Why customer segmentation is critical for insurers
Clearly understanding customers’ needs, concerns, hopes and expectations enables insurers to develop a superior customer experience.
For insurance companies to provide a superior customer experience, they must fully understand who their customers are — what motivates them, what concerns them, their hopes, their expectations and their life situations. As PWC articulated: “the immediate challenge is how to keep pace with expectations that are largely being set outside their sector, while also competing to attract and retain customers and drive value across the product portfolio and over the lifetime of the customer.”
For example, the insurance needs of a 24-year-old elementary school teacher sharing a one-bedroom condo in Boston likely are entirely different from those of a 55-year-old married, affluent father of three in Phoenix with a mortgage, a home-based business and two car loans. The insurance products best suited for the young educator in Massachusetts are likely not to be appropriate for the middle-aged dad in Arizona.
The value of data & segmentation
That’s why insurers must use data from multiple sources to segment their customers. By grouping customers based on common personal and financial characteristics, current and future needs, and long-term goals, insurers can create personalized products and services that will drive revenue.
While understanding all your customers is intrinsically important, the real payoff of segmentation is it allows insurers to identify their most profitable customers and to optimize the customer spend. “Analytics tools spotlight the highest-value clients and high-potential leads” so insurers can invest resources more efficiently, writes McKinsey in a new report. While traditionally companies tended to spend proportionately based on current customer behavior, or equally across all clients, this tactic led to missed opportunities with customers that have higher growth potential.
Those resources can include support time, product development time and the creation of special offers. Further, effective customer segmentation positions insurers for up-sell and cross-sell opportunities if their analytics uncover buying trends or ownership patterns across different segments.
Knowing their customers pays off for insurers in any environment, but it is particularly critical today as inflation drives up prices and puts pressure on margins. The key to gaining actionable insights into your customers is data. Here are three specific data sources insurers can use to effectively understand and segment their customers:
Third parties
Insurers can purchase consumer data from aggregators such as Acxiom and Experian that contains vast amounts of information for segmentation. Through aggregators or direct sources, insurers can access demographic data, identity data, personal background information, lifestyle data, individual health records and prescription histories, personal financial data, credit history, shopping history, preferred mode of payment, property and vehicle information, driver records, data on property risks (e.g., flooding, wildfires) and weather data (e.g., historical, current and forecasted).
Third-party data is useful to insurers both for customer segmentation efforts and to improve efficiency by enabling data pre-fill, which streamlines the application process and enhances the customer experience.
Internal sales data
Insurers have a wealth of internal information for customer segmentation on hand in the form of sales data. How customers have spent their money with you provides many clues about what motivates an individual or customer segment to make a purchase. This information provides the basis for insurers to anticipate customer needs and tailor products and services to meet those needs.
Applying analytics to sales data allows insurers to segment customers by the types of products and services they’ve purchased, what time of year they’re most likely to be looking for insurance, how much they typically spend, and other transaction-based information.
Customer interaction data
Insurers can learn much about their customers — from the customers themselves — simply by capturing and analyzing data from support interactions. When customers call or exchange digital messages with a support agent, they are communicating volumes (through their words and tone) about their current needs, expectations and state of mind.

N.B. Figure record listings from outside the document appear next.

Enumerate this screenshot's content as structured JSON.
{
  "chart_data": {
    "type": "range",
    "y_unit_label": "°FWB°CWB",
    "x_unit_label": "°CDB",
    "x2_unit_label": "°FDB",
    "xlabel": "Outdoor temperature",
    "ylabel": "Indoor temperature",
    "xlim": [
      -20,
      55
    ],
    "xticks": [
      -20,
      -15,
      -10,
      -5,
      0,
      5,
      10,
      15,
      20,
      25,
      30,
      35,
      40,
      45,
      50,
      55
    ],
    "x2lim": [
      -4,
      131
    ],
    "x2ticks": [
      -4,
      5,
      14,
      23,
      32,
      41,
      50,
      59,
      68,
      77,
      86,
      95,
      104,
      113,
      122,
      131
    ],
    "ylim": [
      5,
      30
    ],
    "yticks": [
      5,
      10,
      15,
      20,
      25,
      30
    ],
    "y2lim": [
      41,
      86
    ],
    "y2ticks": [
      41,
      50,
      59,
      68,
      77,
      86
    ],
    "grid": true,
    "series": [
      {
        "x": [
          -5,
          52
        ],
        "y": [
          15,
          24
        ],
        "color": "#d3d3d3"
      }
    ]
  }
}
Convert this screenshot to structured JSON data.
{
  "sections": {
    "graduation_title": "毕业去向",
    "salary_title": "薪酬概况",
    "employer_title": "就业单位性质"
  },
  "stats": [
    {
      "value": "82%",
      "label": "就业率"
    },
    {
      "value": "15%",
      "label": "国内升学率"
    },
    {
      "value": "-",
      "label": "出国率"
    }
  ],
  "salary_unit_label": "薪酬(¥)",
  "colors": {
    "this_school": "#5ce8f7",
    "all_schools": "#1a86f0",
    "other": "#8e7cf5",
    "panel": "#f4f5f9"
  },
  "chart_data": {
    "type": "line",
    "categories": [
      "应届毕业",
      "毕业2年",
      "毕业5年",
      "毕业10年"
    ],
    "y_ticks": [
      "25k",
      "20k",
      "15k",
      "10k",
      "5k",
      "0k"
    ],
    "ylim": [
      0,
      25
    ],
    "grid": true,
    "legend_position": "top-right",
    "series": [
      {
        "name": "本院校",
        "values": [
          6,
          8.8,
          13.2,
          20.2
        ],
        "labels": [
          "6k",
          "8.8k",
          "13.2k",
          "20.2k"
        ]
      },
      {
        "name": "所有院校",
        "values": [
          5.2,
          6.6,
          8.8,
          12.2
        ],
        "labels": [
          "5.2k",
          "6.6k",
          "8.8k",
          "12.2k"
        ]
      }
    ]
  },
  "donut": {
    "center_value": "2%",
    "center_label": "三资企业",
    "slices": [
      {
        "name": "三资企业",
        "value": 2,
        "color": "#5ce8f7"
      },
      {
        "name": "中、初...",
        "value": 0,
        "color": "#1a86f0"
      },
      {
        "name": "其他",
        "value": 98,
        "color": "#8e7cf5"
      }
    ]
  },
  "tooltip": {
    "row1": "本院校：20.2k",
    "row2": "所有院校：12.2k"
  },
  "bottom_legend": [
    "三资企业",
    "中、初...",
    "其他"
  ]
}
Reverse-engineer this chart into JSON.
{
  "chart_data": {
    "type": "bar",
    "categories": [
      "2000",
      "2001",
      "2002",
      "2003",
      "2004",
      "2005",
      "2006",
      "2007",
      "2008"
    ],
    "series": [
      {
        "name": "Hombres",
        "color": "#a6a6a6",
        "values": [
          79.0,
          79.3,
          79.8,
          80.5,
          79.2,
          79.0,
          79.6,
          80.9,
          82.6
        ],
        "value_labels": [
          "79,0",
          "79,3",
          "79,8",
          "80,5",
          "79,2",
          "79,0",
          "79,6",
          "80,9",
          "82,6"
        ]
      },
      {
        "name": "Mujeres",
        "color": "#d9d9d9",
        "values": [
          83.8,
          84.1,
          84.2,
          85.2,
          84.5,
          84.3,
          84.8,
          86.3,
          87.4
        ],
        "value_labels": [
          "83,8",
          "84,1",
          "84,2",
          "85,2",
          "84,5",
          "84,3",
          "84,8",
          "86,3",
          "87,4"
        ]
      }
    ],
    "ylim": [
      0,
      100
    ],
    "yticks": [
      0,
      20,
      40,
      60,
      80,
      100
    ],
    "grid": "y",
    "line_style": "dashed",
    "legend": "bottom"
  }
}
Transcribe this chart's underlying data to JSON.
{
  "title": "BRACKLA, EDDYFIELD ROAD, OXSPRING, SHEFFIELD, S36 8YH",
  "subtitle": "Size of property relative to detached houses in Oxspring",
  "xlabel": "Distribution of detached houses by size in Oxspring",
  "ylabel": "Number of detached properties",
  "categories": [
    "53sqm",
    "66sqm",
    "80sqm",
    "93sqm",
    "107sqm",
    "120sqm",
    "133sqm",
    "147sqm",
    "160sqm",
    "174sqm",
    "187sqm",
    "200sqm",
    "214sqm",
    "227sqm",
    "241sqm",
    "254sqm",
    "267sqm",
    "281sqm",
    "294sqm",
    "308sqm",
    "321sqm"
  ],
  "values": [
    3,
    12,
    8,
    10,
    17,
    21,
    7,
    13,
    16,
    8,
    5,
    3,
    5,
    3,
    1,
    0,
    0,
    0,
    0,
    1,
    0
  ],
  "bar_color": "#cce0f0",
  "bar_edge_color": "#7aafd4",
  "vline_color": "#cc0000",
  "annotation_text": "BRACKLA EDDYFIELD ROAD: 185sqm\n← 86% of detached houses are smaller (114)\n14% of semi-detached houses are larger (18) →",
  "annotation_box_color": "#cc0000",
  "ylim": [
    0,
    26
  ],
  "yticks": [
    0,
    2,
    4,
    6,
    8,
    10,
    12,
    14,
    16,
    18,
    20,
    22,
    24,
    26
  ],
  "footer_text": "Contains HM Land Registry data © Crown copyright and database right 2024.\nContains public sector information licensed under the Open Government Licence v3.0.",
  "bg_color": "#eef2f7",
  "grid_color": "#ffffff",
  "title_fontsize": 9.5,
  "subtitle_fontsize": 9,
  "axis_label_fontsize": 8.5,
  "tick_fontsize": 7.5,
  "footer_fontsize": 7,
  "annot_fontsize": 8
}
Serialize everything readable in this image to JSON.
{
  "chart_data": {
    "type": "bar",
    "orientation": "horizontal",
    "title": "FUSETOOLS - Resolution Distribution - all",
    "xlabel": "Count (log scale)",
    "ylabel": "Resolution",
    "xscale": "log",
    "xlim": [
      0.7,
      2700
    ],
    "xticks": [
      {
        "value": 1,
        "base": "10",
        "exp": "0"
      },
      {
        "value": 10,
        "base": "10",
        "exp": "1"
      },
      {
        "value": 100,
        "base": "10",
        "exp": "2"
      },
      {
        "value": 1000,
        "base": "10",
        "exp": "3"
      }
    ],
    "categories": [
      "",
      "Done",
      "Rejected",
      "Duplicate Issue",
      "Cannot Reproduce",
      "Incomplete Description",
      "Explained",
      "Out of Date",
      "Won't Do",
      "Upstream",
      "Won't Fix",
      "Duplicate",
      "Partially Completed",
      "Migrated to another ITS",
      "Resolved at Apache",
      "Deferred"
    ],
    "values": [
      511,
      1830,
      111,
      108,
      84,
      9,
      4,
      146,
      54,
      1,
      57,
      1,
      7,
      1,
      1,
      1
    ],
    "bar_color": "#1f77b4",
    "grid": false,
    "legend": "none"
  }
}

Insurers can use data from customer interactions to segment clients by interests and areas of concern. For example, insurers can segment people who are asking about COVID credits. Should certain questions come up repeatedly, it tells insurers what is top-of-mind for many of their customers. This information can lead to revenue opportunities or identify potential problems to address such as customers in specific locations not receiving renewal notifications until their policies had expired.
A cloud-based platform that offers customers multiple channels for communicating with support personnel makes it even easier for insurers to gather valuable data for segmentation. In addition, a customer support platform with artificial intelligence (AI), machine learning (ML) and natural language processing (NLP) can supply even more data from customer interactions by conducting sentiment analysis.
Not only do these intelligent tools assist the support worker in real-time by feeding them appropriate responses to customers who may be distraught or angry, but it also gives insurers insights into that customer’s current emotional state. This can provide an opportunity for the insurer to reach out to the customer.
“The exploding volume of data available to insurance carriers is giving rise to new business models, revenue streams, and enormous opportunities to increase value,” McKinsey writes in its report. “As first movers among insurers create new business models and seek to harness the potential of their data, those that wait will be at a significant competitive disadvantage.”
Segmentation increases the value of customer data by giving it context, making it easier for insurers to understand and meet the needs of existing and potential customers. Combining third-party, internal sales and customer interaction data from your support center will help insurers better serve their customers and provide highly targeted products and services that will sell.